Ricordiamo semplicemente che sappiamo usare il termine essere declinandolo come verbo che indica l'esistere o il consistere, o
come copula di predicati in tutti i casi in cui vogliamo indicare qualità o forme o modi di qualcosa. E' soltanto quando lo usiamo con
l'articolo (l'essere) che tale termine prende il significato del verbo sostantivato e presenta più di una trappola: anzitutto le trappole
filosofiche del dare realtà a concetti astratti, in secondo luogo quelle linguistiche dell'omissione o dell'abbreviazione, per cui se
vogliamo indicare un vivente lo facciamo diventare semplicemente uno dei tanti enti, oppure se ci riferiamo a qualcuno o qualcosa
di non vivente lo lasciamo scambiare con un fantasma.
In tal modo ne viene compromessa la possibilità di comprensione delle opere di Severino. Sottrarci a queste trappole è possibile se
abbiamo cura, leggendo, di accompagnare la parola essere alle funzioni che assume in quanto verbo e scopriamo così che essa può
significare qualcosa che ci sta (o ci è stato o ci sarà) dinnanzi, oppure un pensiero, un concetto, un'idea che fa parte del discorso che
stiamo conducendo: nel primo caso si tratterebbe di una realtà percepibile che esiste (o è esistita o esisterà) ed è da confrontare ai
nostri sensi, e nel secondo caso di un'astrazione che merita di essere sottoposta ad esame per passare dall'astratto al concreto.
Per fare due esempi, il primo è semplice, addirittura povero, se possiamo tradurre l'espressione ?verità dell'essere? con ?verità di ciò
che è?. Il secondo si basa su di una frase del nostro filosofo (leggibile in Ritornare a Parmenide): ?L'essere è immutabile non in
quanto universale, ma in quanto essere, e pertanto è immutabile ogni aspetto dell'essere, la più irripetibile individualità non meno
dell'universale?, che può diventare quest'altra frase: ?Tutto ciò che è o esiste, è immutabile non in quanto universale, ma in quanto
consiste nella propria identità, ovvero permane identico a se stesso, e pertanto è immutabile ogni aspetto di ciò che è o esiste, la più
irripetibile individualità non meno dell'universale?
2. I due filosofi dell'essere
A questo punto ripetere con Parmenide, come fa Severino, che l'essere è e il non essere non è sembra portarci sul terreno ridondante
della tautologia, se non su quello banale della constatazione ingenua, ma al tempo stesso, come astrazione da concretare, rivela una
certezza a proposito delle ?cose?che vediamo (o pensiamo) o no: che l'affermarle e il negarle vanno sempre tenuti distinti e che
pensarli insieme porta ad annullare il senso.

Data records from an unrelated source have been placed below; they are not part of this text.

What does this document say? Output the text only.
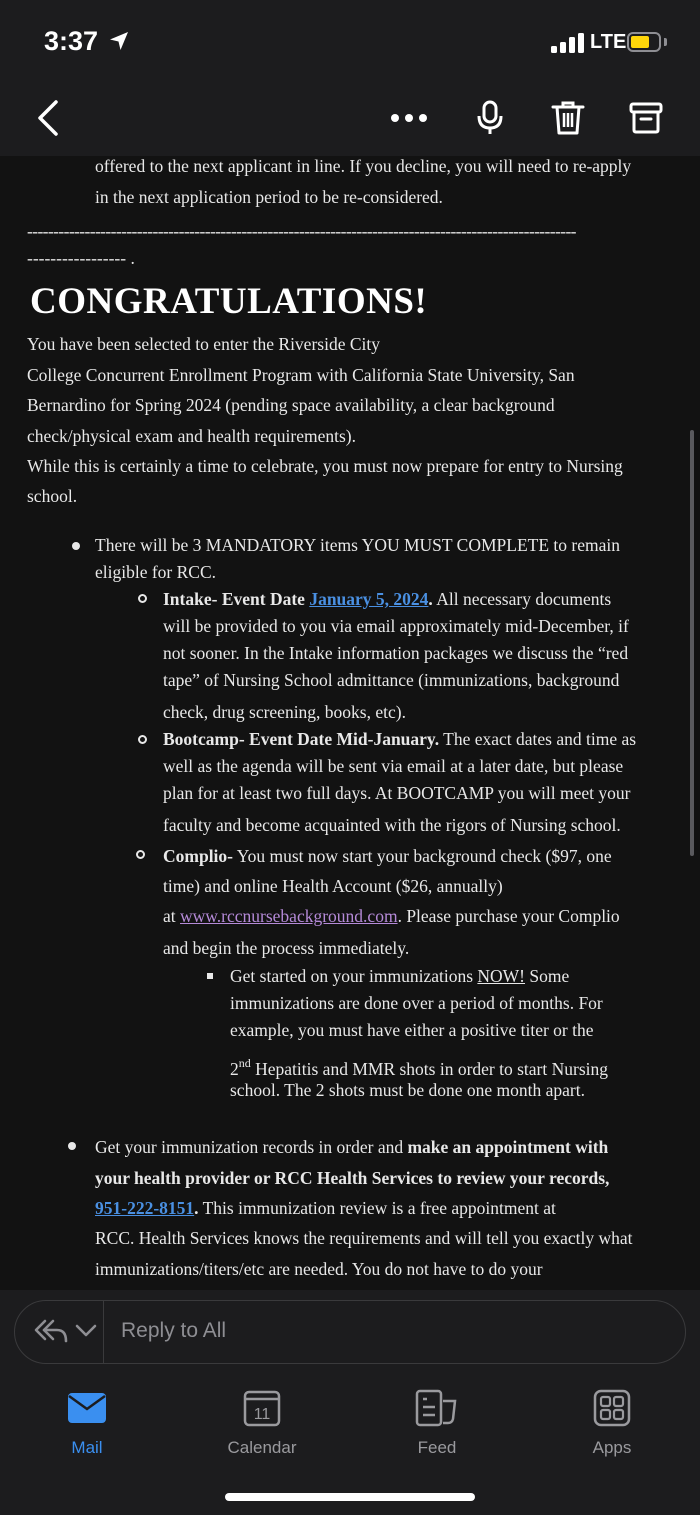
3:37	LTE
offered to the next applicant in line. If you decline, you will need to re-apply
in the next application period to be re-considered.
---------------------------------------------------------------------------------------------------------
----------------- .
CONGRATULATIONS!
You have been selected to enter the Riverside City
College Concurrent Enrollment Program with California State University, San
Bernardino for Spring 2024 (pending space availability, a clear background
check/physical exam and health requirements).
While this is certainly a time to celebrate, you must now prepare for entry to Nursing
school.
There will be 3 MANDATORY items YOU MUST COMPLETE to remain
eligible for RCC.
Intake- Event Date January 5, 2024. All necessary documents
will be provided to you via email approximately mid-December, if
not sooner. In the Intake information packages we discuss the “red
tape” of Nursing School admittance (immunizations, background
check, drug screening, books, etc).
Bootcamp- Event Date Mid-January. The exact dates and time as
well as the agenda will be sent via email at a later date, but please
plan for at least two full days. At BOOTCAMP you will meet your
faculty and become acquainted with the rigors of Nursing school.
Complio- You must now start your background check ($97, one
time) and online Health Account ($26, annually)
at www.rccnursebackground.com. Please purchase your Complio
and begin the process immediately.
Get started on your immunizations NOW! Some
immunizations are done over a period of months. For
example, you must have either a positive titer or the
2nd Hepatitis and MMR shots in order to start Nursing
school. The 2 shots must be done one month apart.
Get your immunization records in order and make an appointment with
your health provider or RCC Health Services to review your records,
951-222-8151. This immunization review is a free appointment at
RCC. Health Services knows the requirements and will tell you exactly what
immunizations/titers/etc are needed. You do not have to do your
Reply to All
Mail
11
Calendar	Feed	Apps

Quando ci succede di confonderli? Succede quando mettiamo insieme l'opinione che le
cose possano venire dal nulla con la convinzione che esse siano destinate a ritornare nel nulla, a sparire, a morire, in poche parole
vediamo tutto (gli eventi, le persone, le esperienze, il passato e il futuro, le idee, e tutte le realtà materiali e non) originare da un
passato di inconsistenza e avviarsi ad un futuro di dissoluzione: allora ogni cosa nella sua precarietà vale per noi molto poco, anzi
niente. Pensare ogni cosa in senso positivo, invece, vuol dire portare alla luce, razionalizzare, rendere chiara l'idea che ne abbiamo, e
difenderla da ogni forma di scetticismo, che per lo più rivela una sfiducia nel nostro stesso pensiero.
Come dobbiamo intendere l'insistere di Severino sul termine essere, nonché il suo riferimento a Parmenide? Il pensatore antico con il
proemio del suo poema, intitolato ?Sulla natura?, voleva consolidare la constatazione della realtà delle cose difendendola dallo
scetticismo, e dal dissolvimento di ogni norma, effetti che ai suoi tempi accompagnavano l'abbandono dei miti e del timore degli dei.
In un certo senso era come se avesse voluto incidere nel marmo la sua affermazione del positivo ?ciò che è, è, e sempre è stato, e
sempre sarà?, scolpita nella raffigurazione del ?puro Essere?, uno, intero ed immutabile.
Tuttavia, osserva Severino, questa sua certezza non dava alcuno spazio al molteplice delle differenze che appaiono e scompaiono in
un continuo divenire, di cui lui stesso scriveva ma che considerava oggetto di opinioni fuggevoli e di scarso peso. Perciò per
Parmenide la filosofia vera poteva parlare solo della totalità perché le singole cose separate dal Tutto non avevano verità. A parlare
del mondo naturale, come facevano altri filosofi che l'avevano preceduto o suoi contemporanei, o come lui aveva fatto nel suo stesso
poema, non poteva che essere l'opinione, esercizio mutevole e senza fondamento perché derivato dalla sensazione, dall'intuizione,
dalla percezione.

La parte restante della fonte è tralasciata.